Ein weiterer Punkt sei die Abschaffung der O-Tonne (wir berichteten): Das werde noch dieses Jahr geschehen, „damit wird ein Fehler korrigiert, der viel Geld gekostet und wenig Ertrag gebracht hat“. So sollen jedes Jahr rund 1,4 Millionen Euro an Gebühren gespart werden.„Ein besonderes Angebot macht unserer Antrag für die Kundinnen und Kunden im Umland. Wer seinen Restmüll im Sack abholen lassen möchte und aufgrund eines Umzugs oder einer Ummeldung mit der Tonne zwangsbeglückt wurde, der kann bei Aaha wieder den Restabfallsack ordern. Damit führen wir eine Art Wahlfreiheit ein und stoppen die Zwangstonne“, freut sich Schlossarek.

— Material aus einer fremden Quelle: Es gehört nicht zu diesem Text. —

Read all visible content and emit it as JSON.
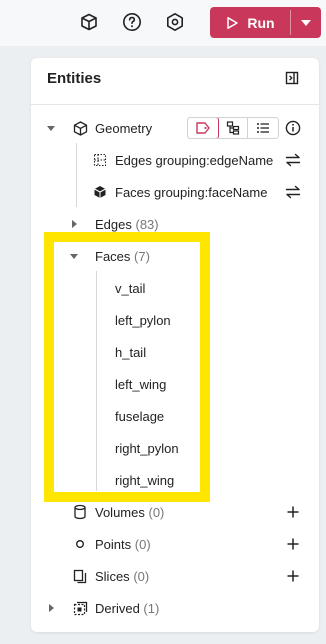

Im Antrag finden sich weitere Punkte, die dafür sorgen sollen, dass Entsorger Aha den Service verbessert und Angebote macht, „die es den Kundinnen und Kunden erleichtert, Laub zu entsorgen oder früher am Tag den Wertstoffhof anzufahren. Es bleibt ein Langstreckenlauf. Wir setzen mit diesem Antrag erste Akzente in der Abfallpolitik und haben doch einiges erreicht“, so Schlossarek.